Le pouvoir algérien dialogue t-il avec son peuple ?

Publié le 20.04.2015, 11h57 par La Rédaction | 1668 vues | 0 Commentaires

Le pouvoir algérien dialogue t-il avec son peuple ? Bouteflika, le président de la république d'Algérie

Bouteflika, le président de la république d'Algérie

0C’est par une lettre ouverte, bien dosée, que des membres du comité central du FLN s’adressent à leurs «frères» de combat. Mustapha Cherchali, Abbas Mekhalif, Halima Lekhal, Abdelakder Zidoud, Ammar Aichaoui et Tahar Bouguettaf, des noms bien connus au sein de l’ex-parti unique, lancent un cri de révolte en interpellant l’ensemble des membres du CC sur la situation du FLN et du pays en général.

Dans cette lettre ouverte, qui fera assurément date, ils dressent un tableau noir de la situation du pays et dénoncent la volonté du pouvoir de continuer à tout contrôler, et à marginaliser et exclure l’opposition de tout débat engageant l’avenir du pays.

Les rédacteurs de cette lettre ouverte appellent ainsi les cadres et les militants du parti à agir dans l’intérêt du pays, en commençant par remettre le FLN sur les rails. Ils leur demandent d’organiser en urgence une session extraordinaire du comité central afin de réformer radicalement le fonctionnement du parti et se pencher sérieusement sur la situation «préoccupante» du pays.
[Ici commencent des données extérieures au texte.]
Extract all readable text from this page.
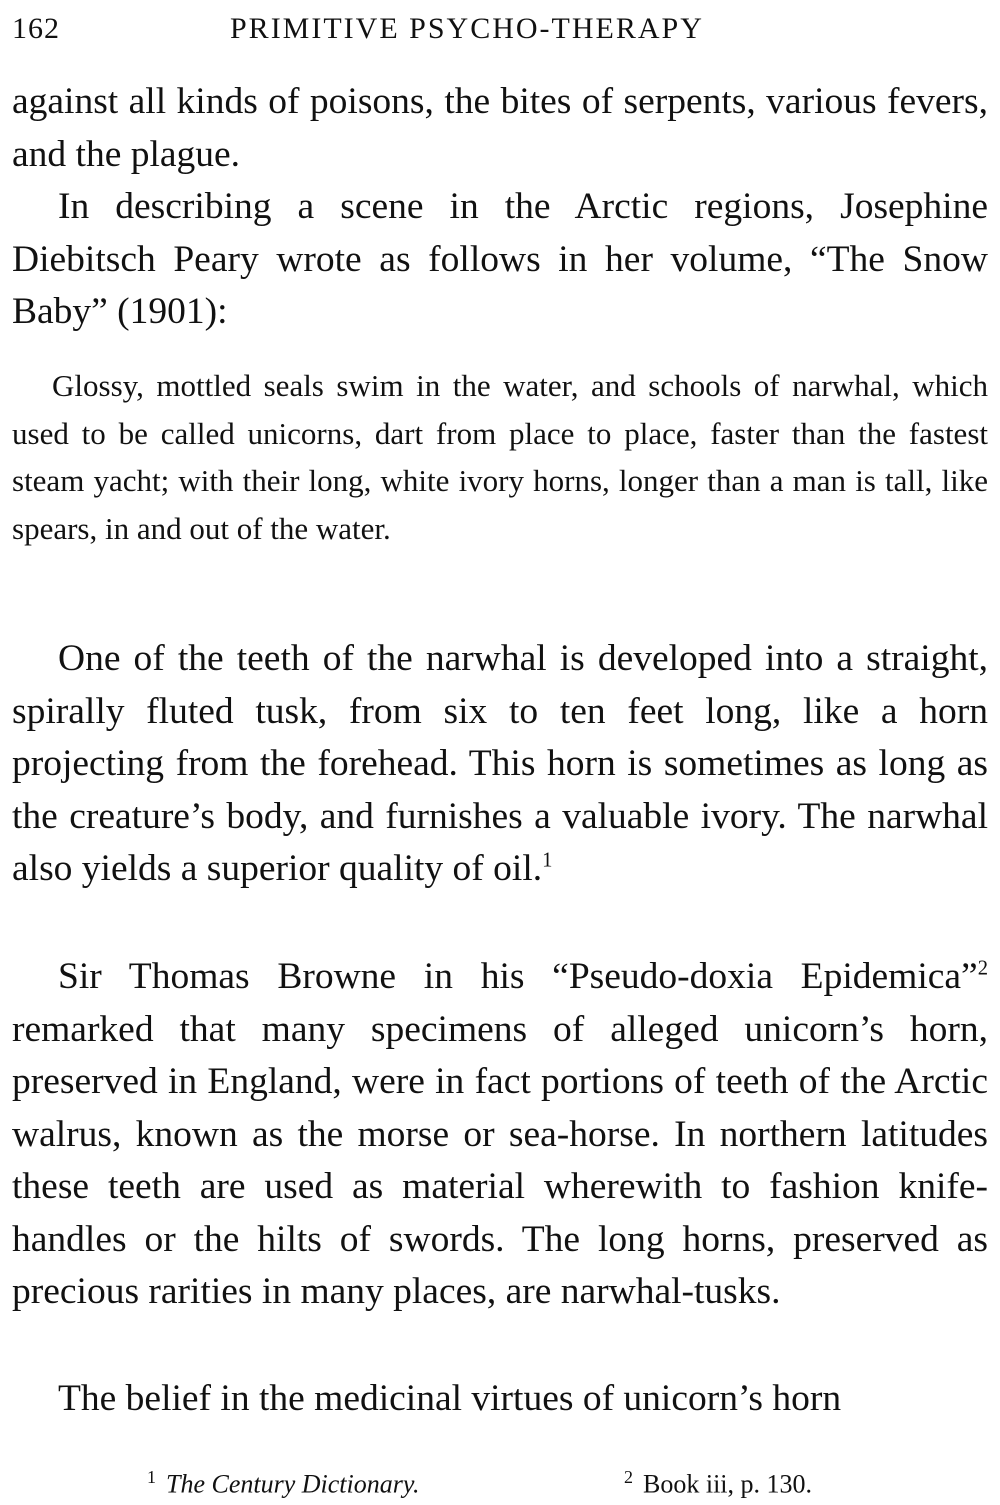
162	PRIMITIVE PSYCHO-THERAPY

against all kinds of poisons, the bites of serpents, various fevers, and the plague.

In describing a scene in the Arctic regions, Josephine Diebitsch Peary wrote as follows in her volume, “The Snow Baby” (1901):

Glossy, mottled seals swim in the water, and schools of narwhal, which used to be called unicorns, dart from place to place, faster than the fastest steam yacht; with their long, white ivory horns, longer than a man is tall, like spears, in and out of the water.

One of the teeth of the narwhal is developed into a straight, spirally fluted tusk, from six to ten feet long, like a horn projecting from the forehead. This horn is sometimes as long as the creature’s body, and furnishes a valuable ivory. The narwhal also yields a superior quality of oil.$^1$

Sir Thomas Browne in his “Pseudo-doxia Epidemica”$^2$ remarked that many specimens of alleged unicorn’s horn, preserved in England, were in fact portions of teeth of the Arctic walrus, known as the morse or sea-horse. In northern latitudes these teeth are used as material wherewith to fashion knife-handles or the hilts of swords. The long horns, preserved as precious rarities in many places, are narwhal-tusks.

The belief in the medicinal virtues of unicorn’s horn

$^1$ The Century Dictionary.	$^2$ Book iii, p. 130.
«Se taire devant ce qui se passe est un crime impardonnable. Et passer sous silence la corruption et l’injustice est insupportable», écrivent-ils tout en relevant les errements d’«un pouvoir autoritaire» qui refuse de dialoguer avec «son peuple». Les six membres du comité central du FLN appellent cette haute instance à assumer ses responsabilités historiques, en agissant pour mettre un terme à ces «dérives dangereuses» qui risquent de compromettre les chances de voir l’Algérie se démocratiser et se développer.

«En dépit de son succès lors des dernières élections législatives et locales, le FLN n’a pas recruté de nouveaux militants ni eu de nouvelles voix.

Au contraire, son gisement électoral a reculé de manière importante depuis 2002», soulignent les rédacteurs de la lettre qui considèrent que ce bond en arrière s’est traduit par la perte de l’influence du parti sur les événements politiques nationaux et par une crise organique qui menace son existence. Ils relèvent ainsi l’absence du FLN dans la crise provoquée par l’annonce par le gouvernement de l’exploitation du gaz de schiste.

«N’est-il pas de la responsabilité des dirigeants du parti d’appeler le régime politique à ouvrir le débat avec le peuple et refonder sa politique en privilégiant l’intérêt général sur la logique de pouvoir ?» se demandent les rédacteurs de cette missive, distribuée aux membres du CC pour l’approuver et la signer, pour lesquels le FLN doit cesser d’être un appareil au service du pouvoir.

Par cette lettre ouverte, les signataires tentent ainsi de faire sortir le FLN de son statu quo dans l’espoir de tenir un congrès dans les règles de l’art. A cette initiative s’ajoute celle du mouvement de redressement dirigé par Abdelkrim Abada qui reprend du poil de la bête afin d’empêcher l’actuel secrétaire général controversé, Amar Saïdani, d’organiser un congrès sur mesure.